I'm reading "Differential Equations Driven by Rough Paths" by Lyon, Caruana and Lévy and I can't wrap my head around the following part (beginning of Section 1.4.2).
Let $V$ be a finite-dimensional Banach space. For an integer $K \geq 0$ let $P: V \to \mathbb{R}$ be a polynomial of degree $k$. Let $X : [0,T] \to V$ be a Lipschitz continuous path. Then, if $P^1:V \to L(V,\mathbb{R})$ denotes the derivative of $P$, then Taylor's theorem asserts that, for all $t \in [0,T]$,
$$
P(X_t) = P(X_0) + \int_0^t P^1(X_s)dX_s.
$$
Let now $P^2 : V \to L(V \otimes V, R)$ denote the second derivative of $P$. Recall
that $L(V \otimes V, R)$ is the space of bilinear forms on $V$ . Then, by substitution
into the last expression, we get
$$
P(X_t) = P(X_0) + P^1(X_0) \int_{0<u_1<t}dX_{u_1} + \iint_{0<u_1<u_2<t} P^2(X_u) dX_{u_1} \otimes dX_{u_2}.
$$
Integrals are understood in Young's sense.
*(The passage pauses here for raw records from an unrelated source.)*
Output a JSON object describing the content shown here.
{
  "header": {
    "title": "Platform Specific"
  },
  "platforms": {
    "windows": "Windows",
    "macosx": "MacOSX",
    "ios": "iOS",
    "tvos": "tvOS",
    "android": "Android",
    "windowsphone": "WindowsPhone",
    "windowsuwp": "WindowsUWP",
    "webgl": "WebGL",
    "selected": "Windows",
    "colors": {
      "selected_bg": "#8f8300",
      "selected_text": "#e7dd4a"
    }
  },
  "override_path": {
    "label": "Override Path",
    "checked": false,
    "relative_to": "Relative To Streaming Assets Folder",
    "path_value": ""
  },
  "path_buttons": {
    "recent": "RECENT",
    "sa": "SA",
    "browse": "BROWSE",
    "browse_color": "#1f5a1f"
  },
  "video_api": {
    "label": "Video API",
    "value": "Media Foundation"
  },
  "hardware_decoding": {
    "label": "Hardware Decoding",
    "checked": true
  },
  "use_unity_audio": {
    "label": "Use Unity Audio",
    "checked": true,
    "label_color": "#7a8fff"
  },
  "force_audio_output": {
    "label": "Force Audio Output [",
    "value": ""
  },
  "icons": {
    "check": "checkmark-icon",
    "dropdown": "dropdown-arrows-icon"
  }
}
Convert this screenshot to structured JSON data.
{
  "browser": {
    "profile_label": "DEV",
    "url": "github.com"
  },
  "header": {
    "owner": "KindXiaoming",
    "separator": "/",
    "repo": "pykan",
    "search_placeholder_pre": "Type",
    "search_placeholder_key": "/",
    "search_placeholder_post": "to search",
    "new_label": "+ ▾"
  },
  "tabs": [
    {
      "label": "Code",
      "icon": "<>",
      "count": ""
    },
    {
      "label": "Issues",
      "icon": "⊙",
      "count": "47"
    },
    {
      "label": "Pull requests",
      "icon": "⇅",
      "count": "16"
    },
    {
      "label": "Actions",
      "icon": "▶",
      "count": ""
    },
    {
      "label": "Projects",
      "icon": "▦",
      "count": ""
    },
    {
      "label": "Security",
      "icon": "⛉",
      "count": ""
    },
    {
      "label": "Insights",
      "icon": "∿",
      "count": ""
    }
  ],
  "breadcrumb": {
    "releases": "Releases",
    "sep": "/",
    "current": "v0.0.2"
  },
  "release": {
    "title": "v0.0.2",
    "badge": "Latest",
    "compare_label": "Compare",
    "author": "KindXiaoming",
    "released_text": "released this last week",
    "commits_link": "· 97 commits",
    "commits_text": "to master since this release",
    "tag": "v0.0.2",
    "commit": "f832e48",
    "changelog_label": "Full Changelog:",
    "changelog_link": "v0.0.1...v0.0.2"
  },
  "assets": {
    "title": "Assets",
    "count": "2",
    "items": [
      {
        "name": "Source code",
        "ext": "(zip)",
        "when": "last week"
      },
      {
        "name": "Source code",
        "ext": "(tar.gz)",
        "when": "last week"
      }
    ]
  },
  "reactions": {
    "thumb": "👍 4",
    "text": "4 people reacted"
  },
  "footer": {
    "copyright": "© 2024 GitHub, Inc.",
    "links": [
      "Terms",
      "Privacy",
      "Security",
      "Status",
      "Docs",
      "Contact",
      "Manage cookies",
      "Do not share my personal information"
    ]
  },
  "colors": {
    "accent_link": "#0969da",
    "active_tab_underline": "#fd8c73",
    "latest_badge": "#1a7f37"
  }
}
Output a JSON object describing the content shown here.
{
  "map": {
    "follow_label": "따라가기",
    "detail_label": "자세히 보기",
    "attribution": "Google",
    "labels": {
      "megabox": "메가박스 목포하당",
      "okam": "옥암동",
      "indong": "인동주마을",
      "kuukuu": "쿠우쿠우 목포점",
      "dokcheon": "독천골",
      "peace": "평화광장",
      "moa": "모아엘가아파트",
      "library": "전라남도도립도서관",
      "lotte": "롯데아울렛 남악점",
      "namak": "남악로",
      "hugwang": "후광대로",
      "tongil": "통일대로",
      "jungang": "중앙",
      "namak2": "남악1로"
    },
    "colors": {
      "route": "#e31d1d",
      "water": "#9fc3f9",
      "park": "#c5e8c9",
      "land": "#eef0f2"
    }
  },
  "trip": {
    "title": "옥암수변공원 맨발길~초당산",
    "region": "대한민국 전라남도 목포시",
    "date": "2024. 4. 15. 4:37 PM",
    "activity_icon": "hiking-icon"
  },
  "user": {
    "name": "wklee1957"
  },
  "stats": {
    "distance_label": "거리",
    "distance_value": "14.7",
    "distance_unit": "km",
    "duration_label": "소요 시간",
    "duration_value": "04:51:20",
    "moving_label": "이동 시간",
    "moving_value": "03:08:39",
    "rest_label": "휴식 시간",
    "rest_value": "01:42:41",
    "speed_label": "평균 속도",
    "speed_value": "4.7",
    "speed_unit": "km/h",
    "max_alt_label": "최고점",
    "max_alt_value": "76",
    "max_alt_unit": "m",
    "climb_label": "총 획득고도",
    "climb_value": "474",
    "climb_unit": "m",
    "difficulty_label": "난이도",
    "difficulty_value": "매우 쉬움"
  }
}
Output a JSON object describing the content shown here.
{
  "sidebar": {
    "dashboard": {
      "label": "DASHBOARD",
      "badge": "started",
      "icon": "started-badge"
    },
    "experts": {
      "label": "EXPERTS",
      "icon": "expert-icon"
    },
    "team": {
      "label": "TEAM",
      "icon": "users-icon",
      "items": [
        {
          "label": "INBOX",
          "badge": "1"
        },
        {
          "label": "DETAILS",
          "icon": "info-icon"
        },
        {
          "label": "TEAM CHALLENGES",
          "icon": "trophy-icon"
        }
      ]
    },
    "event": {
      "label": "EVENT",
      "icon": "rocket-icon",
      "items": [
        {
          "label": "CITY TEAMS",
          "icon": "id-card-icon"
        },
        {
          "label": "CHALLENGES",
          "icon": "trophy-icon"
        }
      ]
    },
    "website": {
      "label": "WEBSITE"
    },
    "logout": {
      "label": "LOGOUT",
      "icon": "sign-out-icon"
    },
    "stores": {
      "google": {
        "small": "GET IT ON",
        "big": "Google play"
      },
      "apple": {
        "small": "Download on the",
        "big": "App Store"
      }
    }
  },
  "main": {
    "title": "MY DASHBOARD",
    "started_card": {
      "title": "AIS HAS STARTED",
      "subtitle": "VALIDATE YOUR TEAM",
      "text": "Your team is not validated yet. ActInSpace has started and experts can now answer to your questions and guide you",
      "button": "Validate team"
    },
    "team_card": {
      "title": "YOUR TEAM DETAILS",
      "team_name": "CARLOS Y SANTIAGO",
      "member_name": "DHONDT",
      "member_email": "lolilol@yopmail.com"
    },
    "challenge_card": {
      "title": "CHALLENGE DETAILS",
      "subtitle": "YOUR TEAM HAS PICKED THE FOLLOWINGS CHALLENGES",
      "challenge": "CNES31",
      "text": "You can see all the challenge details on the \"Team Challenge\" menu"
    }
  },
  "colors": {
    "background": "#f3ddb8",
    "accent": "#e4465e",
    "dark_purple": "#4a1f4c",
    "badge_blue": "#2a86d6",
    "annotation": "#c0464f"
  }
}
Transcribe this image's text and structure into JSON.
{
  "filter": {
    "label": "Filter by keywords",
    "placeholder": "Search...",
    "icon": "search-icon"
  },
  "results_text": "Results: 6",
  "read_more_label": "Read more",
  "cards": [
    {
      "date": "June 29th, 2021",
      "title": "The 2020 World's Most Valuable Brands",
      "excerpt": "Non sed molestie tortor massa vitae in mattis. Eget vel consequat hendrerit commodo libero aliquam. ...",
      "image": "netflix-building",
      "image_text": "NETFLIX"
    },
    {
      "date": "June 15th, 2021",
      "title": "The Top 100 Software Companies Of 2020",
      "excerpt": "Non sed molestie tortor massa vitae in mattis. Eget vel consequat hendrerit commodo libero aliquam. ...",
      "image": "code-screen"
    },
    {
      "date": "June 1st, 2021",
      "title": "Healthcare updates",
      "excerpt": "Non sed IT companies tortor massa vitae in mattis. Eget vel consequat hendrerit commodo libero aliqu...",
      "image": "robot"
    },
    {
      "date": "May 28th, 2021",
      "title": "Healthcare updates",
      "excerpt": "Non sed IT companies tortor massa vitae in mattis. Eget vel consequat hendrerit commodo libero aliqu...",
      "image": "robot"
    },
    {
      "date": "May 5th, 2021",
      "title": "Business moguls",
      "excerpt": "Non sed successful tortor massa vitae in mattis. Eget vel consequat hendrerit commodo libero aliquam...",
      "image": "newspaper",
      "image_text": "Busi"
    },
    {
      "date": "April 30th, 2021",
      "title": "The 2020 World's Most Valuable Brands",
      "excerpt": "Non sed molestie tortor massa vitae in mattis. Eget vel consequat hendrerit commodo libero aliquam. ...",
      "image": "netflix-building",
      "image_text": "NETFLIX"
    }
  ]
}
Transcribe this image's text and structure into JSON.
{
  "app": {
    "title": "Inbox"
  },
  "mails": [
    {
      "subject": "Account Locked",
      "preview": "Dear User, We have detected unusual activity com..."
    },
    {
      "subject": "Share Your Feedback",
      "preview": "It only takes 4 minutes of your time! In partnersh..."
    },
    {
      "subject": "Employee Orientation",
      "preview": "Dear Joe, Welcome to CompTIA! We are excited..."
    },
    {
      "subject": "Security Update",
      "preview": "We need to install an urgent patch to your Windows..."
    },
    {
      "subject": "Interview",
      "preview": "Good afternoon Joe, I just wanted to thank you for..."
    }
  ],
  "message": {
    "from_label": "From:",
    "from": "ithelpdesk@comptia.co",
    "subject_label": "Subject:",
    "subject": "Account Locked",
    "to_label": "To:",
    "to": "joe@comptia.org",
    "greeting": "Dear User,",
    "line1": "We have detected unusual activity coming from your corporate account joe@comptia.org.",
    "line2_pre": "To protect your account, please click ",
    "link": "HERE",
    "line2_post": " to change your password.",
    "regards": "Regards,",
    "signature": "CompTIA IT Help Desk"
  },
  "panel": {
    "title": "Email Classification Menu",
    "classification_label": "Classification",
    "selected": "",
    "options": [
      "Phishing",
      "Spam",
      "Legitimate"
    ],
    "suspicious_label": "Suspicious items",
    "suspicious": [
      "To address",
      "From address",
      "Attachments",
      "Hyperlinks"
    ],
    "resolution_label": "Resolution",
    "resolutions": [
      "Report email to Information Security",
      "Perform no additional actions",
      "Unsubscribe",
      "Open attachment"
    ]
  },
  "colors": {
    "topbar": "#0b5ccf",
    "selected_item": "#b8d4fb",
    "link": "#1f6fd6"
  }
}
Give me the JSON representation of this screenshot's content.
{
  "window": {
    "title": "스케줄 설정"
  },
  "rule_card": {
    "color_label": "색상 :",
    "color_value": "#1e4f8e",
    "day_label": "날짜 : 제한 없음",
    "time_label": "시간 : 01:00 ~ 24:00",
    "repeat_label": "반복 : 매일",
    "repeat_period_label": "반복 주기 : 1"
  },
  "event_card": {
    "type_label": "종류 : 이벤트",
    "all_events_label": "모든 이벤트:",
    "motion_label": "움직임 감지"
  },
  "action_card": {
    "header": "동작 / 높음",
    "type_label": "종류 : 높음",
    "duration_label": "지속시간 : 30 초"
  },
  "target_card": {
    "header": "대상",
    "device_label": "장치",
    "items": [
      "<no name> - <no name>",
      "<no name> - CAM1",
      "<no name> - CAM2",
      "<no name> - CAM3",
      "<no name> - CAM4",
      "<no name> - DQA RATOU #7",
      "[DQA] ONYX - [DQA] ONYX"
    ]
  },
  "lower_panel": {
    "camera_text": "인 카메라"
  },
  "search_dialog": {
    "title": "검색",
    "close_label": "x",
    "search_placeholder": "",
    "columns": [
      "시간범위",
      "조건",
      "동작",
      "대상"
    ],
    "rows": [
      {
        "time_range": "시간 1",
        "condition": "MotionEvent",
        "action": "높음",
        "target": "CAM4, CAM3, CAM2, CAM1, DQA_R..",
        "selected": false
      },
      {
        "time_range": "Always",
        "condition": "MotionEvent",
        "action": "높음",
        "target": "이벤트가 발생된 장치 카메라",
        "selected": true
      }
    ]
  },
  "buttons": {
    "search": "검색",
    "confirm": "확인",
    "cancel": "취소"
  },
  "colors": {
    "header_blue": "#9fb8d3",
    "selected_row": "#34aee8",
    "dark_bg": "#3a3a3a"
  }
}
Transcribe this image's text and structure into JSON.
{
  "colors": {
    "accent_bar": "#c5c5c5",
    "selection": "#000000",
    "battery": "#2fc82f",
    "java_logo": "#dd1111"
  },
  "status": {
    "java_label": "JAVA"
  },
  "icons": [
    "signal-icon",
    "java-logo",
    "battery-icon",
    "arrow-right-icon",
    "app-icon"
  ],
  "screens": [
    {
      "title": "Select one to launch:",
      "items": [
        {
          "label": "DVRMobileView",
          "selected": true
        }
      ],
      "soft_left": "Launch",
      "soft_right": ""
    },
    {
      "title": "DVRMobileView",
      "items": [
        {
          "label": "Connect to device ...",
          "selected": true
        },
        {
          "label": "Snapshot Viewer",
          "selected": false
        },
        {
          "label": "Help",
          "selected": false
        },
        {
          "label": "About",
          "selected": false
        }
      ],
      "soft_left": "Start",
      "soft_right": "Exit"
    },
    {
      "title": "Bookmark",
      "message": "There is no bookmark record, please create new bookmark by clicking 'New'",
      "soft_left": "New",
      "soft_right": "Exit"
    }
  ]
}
I have trouble understanding the following concepts:
- I'm only familiar with polynomials over rings, not Banach spaces. Where does the multiplication come from?
- Why is the derivative of a polynomial a map from $V$ to the space of linear maps from $V$ to $\mathbb{R}$? I'm completely lost here.
- How do we obtain the first Taylor representation?
- I guess that the formulation of the second derivative as a bilinear map follows from the same reasoning as for the first derivative, but nonetheless. What is the intuition?
Any help is appreciated!
An homogenous polynomial of degree $r$ in a vector space is the composition of a $r$-linear function $N$ (with values in some vector space) and the $r$-diagonal map $v \mapsto v^{(r)} = (v, \ldots, v) \in V^r.$ Thus, a homogeneous polynomial of degree $r$ is $f_r(v) = N(v^{(r)}).$ A polynomial of degree at most $n \in \mathbf{N},$ is the sum up to $r \leq n$ of homogenous polynomials of degree $r.$ Polynomials in vector spaces in general do not have product defined. However, there is the following construction, suppose $W_1, W_2$ are two vector spaces and $P:W_1 \times W_2 \to X$ a "product" (i.e., bilinear map, $X$ being another vector space). Suppose $f_s$ and $g_t$ are homogenous polynomials of degree $s$ and $t$ with values in $W_1$ and $W_2,$ respectively. The product of $f_s$ and $g_t$ relative to $P$ is $P \circ (f_s, g_t).$ This is a homogeneous polynomial of degree $s+t.$ To see this, consider $s$-linear and $t$-linear functions $M$ and $N$ such that $f_s(v) = M(v^{(s)})$ and $g_t(v) = N(v^{(t)}).$ Then $(P \circ (f_s, g_t))(v) = P\circ(M(v^{(s)}), N(v^{(t)}))$ and it is easy to see that $(v_1, \ldots, v_s, v_{s+1}, \ldots, v_{s+t}) \mapsto P(M(v_1, \ldots, v_s), N(v_{s+1},\ldots,v_{s+t}))$ is $(s+t)$-linear. If now $f = \sum_{s \leq m} f_s$ and $g = \sum_{t \leq n}$ are two polynomials (not necessarily homogenous), then their product is $P \circ (f,g),$ and by bilinearity of $P,$ we can write this as $\sum_{s \leq m,t \leq n} P \circ (f_s, g_t),$ which is a sum of homogenous polynomials of degree $s+t,$ and therefore the product of $f$ and $g$ relative to $P$ is a polynomial of degree at most $m+n.$ The authors are using $P:\mathbf{R} \times \mathbf{R} \to \mathbf{R}$ the usual product of numbers $P(a,b) = ab.$
I hope the previous answered your first question; all other questions should receive their own thread.